VIENNA, Virginia  I’m addicted to American television. Much like junk food, I can’t get enough of it until I’m too sick of it. Of particular interest to me are the old sitcoms that I used to watch on Betamax such as
Cheers, The Cosby Show and
Three’s Company. There’s also reruns of
Roseanne, Seinfeld and
Southpark that I religiously catch.
But the best thing about American TV is the variety. When I’m tired of the sitcoms and look for something more substantial, there are a lot of channels that cater to every taste. Just before writing this, the TV was showing Alfred Hitchcock’s
Notorious, Todd Solondz’s
Happiness, the classic Japanese anime
Macross and the NBA playoffs at the same time. I nearly lost my mind. Anyway, there are also many surprises for the adventurous viewer,and here are some hidden gems that came my way.
‘UZAMAKI’ (Higuchinsky) |
Imagine
Twin Peaks re-shot by
Tetsuo: The Iron Man’s director Shinya Tsukamoto with a script by Edogawa Rampo, and you’ll have a rough idea of what Higuchinsky’s
Uzamaki (The Spiral) is all about. The film follows an adolescent girl Kirie and her boyhood sweetheart Shuichi as they investigate the bizarre goings-on in their town in rural Japan. Students at their school are growing shells and becoming snails, Shuichi’s father starts to collect and obsess over anything with a spiral form and a storm is fast heading towards their town. The spiral is the only connecting link between these events, and with the help of a local reporter they start to uncover a secret history concerning the shape. Director Higuchinsky (a.k.a. Akihiro Higuchi) is however not very concerned about solving the mystery as he is about showing us one strange sight after another: a man committing suicide by mangling himself in a laundry washer, a woman so afraid of the spiral shape that the whorls of her finger alarm her to the point of breakdown, and a body twisting to become a human pretzel. Adapted from a popular
manga by Junji Ito, the film is part of a new wave of Japanese horror that has been reaching foreign shores. What is interesting about it though is that it is more than a horror movie; it is alternately a love story, a teenage drama and a social farce. Surely not for everyone’s taste  especially for those who like their entertainment safe and predictable.

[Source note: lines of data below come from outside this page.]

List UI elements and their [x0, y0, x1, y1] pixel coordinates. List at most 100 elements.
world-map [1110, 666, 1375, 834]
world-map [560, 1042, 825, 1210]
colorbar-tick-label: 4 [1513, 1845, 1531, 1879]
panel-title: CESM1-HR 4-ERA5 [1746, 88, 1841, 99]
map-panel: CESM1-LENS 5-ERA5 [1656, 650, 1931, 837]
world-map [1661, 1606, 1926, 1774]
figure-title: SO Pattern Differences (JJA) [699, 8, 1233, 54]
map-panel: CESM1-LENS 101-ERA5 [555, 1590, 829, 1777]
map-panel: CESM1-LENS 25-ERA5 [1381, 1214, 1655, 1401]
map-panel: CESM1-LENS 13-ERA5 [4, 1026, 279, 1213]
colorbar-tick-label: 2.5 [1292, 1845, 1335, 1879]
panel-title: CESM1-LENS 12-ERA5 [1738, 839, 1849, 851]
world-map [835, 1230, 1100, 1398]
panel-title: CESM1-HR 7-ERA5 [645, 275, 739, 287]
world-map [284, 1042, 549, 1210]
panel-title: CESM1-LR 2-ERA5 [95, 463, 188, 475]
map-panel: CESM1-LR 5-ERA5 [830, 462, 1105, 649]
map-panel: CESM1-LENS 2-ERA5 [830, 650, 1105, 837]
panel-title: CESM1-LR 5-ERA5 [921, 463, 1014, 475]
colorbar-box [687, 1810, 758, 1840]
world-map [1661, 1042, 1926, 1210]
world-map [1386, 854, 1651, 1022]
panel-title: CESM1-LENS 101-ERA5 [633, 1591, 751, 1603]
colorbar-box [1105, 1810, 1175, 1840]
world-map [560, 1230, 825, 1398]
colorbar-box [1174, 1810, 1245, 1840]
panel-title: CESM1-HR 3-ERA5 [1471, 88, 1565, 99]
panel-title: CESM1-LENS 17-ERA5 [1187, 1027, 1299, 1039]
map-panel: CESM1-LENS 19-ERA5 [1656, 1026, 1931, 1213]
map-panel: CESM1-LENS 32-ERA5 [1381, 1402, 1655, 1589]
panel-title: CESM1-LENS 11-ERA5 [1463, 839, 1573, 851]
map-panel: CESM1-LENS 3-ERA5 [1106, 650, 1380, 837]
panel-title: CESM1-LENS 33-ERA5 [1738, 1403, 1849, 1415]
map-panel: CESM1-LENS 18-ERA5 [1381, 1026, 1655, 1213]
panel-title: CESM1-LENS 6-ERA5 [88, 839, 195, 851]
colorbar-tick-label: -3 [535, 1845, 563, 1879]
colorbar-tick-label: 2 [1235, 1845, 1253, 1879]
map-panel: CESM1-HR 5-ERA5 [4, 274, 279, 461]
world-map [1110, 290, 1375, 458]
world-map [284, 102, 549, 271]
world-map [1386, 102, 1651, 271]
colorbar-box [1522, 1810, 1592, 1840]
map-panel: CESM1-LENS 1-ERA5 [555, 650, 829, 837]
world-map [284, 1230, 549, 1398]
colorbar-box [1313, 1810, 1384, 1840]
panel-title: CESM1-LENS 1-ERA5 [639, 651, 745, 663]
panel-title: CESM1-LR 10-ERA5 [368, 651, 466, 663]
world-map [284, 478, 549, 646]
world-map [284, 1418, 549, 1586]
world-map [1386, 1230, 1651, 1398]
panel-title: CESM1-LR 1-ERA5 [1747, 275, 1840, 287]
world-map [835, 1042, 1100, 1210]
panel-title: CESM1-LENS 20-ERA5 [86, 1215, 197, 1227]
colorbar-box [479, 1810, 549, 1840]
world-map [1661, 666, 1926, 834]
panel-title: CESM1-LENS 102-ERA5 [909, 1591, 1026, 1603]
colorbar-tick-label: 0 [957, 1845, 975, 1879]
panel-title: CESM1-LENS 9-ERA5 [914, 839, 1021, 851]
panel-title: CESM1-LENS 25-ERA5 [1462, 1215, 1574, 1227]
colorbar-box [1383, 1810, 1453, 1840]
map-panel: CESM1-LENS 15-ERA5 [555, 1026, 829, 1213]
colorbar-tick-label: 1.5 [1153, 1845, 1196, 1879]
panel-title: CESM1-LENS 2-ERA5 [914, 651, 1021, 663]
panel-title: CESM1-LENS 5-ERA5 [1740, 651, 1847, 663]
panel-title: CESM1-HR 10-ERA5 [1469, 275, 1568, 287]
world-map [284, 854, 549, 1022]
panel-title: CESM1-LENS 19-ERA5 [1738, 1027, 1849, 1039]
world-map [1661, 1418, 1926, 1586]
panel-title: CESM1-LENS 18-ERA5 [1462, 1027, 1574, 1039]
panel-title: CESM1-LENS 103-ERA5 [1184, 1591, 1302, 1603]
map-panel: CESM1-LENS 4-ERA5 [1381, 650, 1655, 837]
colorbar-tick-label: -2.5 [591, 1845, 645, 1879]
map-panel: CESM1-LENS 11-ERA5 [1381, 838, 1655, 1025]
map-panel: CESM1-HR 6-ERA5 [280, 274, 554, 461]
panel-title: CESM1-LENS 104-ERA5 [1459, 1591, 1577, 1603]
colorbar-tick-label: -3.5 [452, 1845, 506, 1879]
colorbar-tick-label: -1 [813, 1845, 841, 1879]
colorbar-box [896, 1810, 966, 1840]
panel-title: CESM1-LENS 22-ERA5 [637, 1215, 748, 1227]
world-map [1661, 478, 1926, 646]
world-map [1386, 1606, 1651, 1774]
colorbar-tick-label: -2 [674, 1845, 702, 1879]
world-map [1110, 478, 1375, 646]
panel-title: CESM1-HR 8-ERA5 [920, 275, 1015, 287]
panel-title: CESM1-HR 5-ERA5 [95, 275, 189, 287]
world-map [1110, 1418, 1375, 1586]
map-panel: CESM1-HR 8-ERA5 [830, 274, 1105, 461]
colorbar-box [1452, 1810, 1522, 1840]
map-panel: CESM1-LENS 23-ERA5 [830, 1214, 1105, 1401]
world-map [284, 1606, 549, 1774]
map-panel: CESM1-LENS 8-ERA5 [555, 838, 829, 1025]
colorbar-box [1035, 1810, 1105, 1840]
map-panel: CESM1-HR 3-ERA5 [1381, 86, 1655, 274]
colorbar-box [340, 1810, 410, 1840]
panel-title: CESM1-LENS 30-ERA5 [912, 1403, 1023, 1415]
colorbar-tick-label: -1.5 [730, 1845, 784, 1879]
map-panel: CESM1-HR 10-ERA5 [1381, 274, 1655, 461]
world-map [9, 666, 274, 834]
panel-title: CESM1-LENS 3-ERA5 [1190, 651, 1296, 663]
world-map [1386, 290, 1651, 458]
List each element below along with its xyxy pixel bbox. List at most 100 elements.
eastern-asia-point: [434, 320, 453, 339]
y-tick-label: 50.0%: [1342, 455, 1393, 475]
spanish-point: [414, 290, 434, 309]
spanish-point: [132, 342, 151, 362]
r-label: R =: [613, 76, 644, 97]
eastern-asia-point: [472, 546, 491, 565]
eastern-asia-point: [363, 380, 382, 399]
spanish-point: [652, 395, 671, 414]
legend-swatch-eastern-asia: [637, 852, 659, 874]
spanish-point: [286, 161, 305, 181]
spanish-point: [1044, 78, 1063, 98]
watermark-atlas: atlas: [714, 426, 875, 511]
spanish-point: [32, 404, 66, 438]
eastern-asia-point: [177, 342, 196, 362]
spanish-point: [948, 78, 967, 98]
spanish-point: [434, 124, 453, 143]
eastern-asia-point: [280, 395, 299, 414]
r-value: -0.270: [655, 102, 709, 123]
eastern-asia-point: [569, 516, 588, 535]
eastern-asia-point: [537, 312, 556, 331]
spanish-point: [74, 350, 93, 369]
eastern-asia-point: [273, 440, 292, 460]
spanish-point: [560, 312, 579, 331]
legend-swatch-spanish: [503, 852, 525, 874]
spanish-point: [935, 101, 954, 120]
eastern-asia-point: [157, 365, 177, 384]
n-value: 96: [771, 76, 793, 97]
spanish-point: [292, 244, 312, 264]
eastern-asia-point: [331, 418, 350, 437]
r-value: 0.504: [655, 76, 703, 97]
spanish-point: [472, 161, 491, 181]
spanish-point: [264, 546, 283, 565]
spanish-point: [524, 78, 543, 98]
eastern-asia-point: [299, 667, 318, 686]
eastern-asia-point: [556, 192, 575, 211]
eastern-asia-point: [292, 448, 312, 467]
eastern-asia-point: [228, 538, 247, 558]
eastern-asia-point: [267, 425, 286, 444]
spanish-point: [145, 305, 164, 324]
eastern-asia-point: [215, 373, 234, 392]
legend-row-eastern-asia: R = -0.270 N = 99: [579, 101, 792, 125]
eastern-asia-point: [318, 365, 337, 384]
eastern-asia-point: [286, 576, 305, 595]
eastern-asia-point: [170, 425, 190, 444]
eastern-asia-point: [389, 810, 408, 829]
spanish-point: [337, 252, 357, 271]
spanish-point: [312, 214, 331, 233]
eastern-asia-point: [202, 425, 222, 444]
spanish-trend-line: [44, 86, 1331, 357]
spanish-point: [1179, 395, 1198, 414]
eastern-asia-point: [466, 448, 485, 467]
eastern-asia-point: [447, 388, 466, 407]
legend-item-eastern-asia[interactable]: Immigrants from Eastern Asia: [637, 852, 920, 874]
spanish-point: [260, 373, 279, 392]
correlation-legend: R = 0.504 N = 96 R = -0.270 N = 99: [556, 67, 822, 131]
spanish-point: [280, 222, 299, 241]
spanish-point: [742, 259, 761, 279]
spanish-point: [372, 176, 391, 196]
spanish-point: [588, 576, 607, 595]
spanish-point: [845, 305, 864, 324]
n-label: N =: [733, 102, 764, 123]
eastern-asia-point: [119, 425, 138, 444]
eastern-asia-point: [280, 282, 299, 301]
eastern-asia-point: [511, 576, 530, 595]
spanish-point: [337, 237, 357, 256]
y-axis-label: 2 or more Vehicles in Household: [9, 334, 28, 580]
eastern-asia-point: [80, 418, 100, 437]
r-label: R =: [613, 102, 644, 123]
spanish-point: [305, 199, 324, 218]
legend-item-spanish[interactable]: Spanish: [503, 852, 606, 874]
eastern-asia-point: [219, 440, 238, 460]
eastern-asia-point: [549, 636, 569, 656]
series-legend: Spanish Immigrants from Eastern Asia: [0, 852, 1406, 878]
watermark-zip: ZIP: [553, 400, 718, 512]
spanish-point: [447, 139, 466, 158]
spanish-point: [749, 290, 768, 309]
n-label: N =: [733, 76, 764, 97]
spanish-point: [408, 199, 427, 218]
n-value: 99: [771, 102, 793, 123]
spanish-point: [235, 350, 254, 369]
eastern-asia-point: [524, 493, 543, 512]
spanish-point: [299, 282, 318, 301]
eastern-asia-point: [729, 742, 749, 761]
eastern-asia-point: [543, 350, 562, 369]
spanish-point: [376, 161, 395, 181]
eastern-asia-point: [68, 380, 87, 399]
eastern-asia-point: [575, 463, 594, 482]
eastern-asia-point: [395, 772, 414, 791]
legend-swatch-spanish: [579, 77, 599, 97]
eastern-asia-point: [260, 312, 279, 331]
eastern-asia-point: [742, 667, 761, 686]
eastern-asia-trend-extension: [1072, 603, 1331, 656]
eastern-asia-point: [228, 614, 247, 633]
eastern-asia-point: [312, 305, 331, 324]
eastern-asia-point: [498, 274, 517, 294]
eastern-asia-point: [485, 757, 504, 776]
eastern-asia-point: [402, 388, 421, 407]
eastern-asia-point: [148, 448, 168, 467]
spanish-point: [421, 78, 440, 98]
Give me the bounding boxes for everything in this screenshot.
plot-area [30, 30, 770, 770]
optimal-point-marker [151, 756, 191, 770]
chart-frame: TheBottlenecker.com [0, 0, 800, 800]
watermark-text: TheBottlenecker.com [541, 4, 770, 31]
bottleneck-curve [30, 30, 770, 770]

‘THE IDIOTS’ (Lars Von Trier) |
Lars Von Trier’s
The Idiots is a sick joke  which nonetheless makes it even funnier as it is sad. In the film, a group of young people band together and act retarded in order to spite the middle-class (and almost everybody else). The group takes turn in "spassing" out which ranges from drooling to more extreme antics bordering on anarchy.
The film’s a bit of a mess, which is exactly the point. The one thing that holds it together is Von Trier’s direction. What is particularly amazing is how the director’s vision as showcased in his past films such as
Images Of Liberation and
Breaking The Waves remains intact despite the Draconian rules imposed on it by Dogme 95’s Vow of Chastity. (Rules forbid the use of artificial lighting and sound as well as superficial action.)
The film is the second made under the Dogme 95 banner  the punk rock of the film world. It can be used as a metaphor for the movement as well. Like the film world. It can be used as a metaphor for the movement as well. Like the movement’s founders, the "idiots" are idealists, deliberately dumbing it down to prove a painful point: that conventions are arbitrary and ultimately become idiotic when taken too seriously.
‘AMELIE’ (Jean-Pierre Jeunet) |
The film’s title character is woman-child who after a cloistered childhood and the tragic loss of her mother retreats to her own imagination to re-create the world around her. Sounds a bit heavy but is anything but.
Amelie is Alice in Wonderland relocated to modern France. As played by Aubrey Tautou (whose previous film credits include
Venus Beauty Institute), Amelie is a character who finds special things even in the most trivial, her face "like a child holding wonder in a cup."
The second film by Jeunet without his former collaborator Marc Caro,
Amelie still offers up the director’s trademark visual that owes as much to Francois Truffaut as it does to Terry Gilliam. In fact,
Amelie is the director’s
Jules and Jim, telling the story of fascinating female by relying on visual motifs rather than traditional narrative devices.
However, much like a puppet master getting tangled up in the strings of his own making, Jeunet’s penchant for highly-stylized camera work sometimes obscures the more emotionally affecting parts of his story. Only when he loosens the taut strings of his design do we manage to glimpse the beating heart of the film.